Adobe Systems has advised the University that it will be reviewed under Adobe’s Awareness Compliance Education Review program. The Review will be carried out sometime between 1 December 2003 and 29 February 2004 and will cover:

  • visiting those responsible for purchasing software licences to see how many licences have been purchased;
  • review the software purchasing, distribution and monitoring processes in place;
  • talk about software asset management and total cost of ownership; and
  • report on the adequacy of the current level of licensing and how to manage the level of licensing.

Software Licensing

Don’t take the software installed on your computer for granted: it may not be legal to use it for anything other than teaching purposes.

Application and system software installed on University computers is licensed: the exact conditions vary from package to package but generally the software from for example Microsoft, Macromedia, Adobe, Apple, QSR and SPPS is licensed for educational use only. No University licensed software should be used for any commercial purpose unless written approval for its use is obtained from the supplier or the University's legal representative.

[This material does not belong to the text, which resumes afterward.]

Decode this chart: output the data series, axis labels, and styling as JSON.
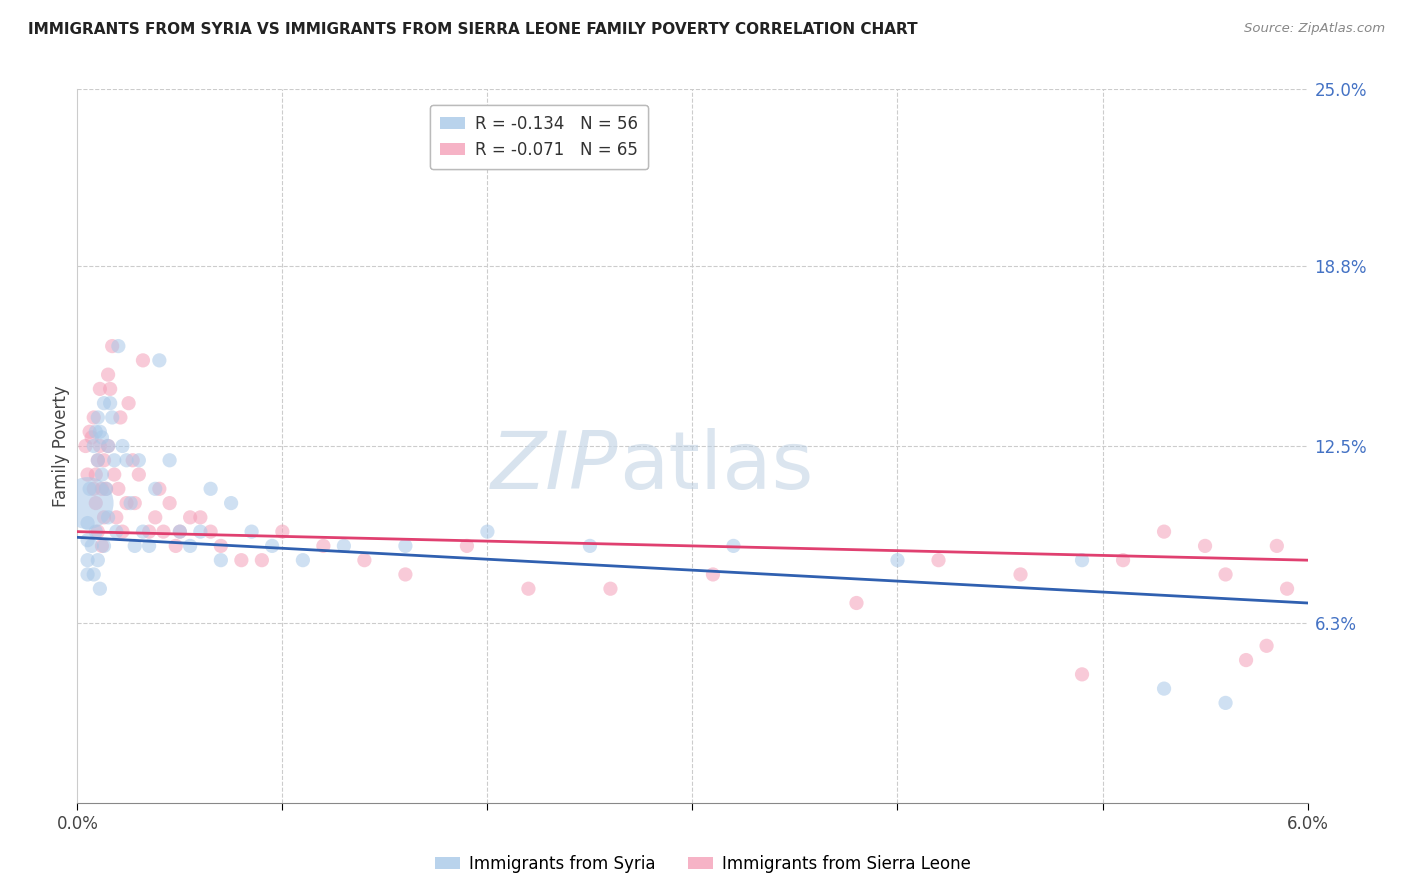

Include the cost of full commercial versions of required software when developing budgets for commercial projects, if suitable licensing arrangements are not already in place. Maintenance and support arrangements should also be organised since the TSU may not be able to provide the required level of support for additional software installations.

Memory sticks/external drives

The recent increase in new external data storage devices like memory sticks, USB drives and other devices is changing the way people move data around.

The Division is investing its resources in network storage: because of their fragility, risk of loss and cost, removable or transportable media like floppy disks, Zip drives and so on are being phased out in preference to increasing the Division’s online network storage capacity. Staff that require removable media to transport data around outside the network are encouraged to purchase their own drives or devices to accommodate their requirements. All new computers have CD burners installed for transporting larger files and archiving.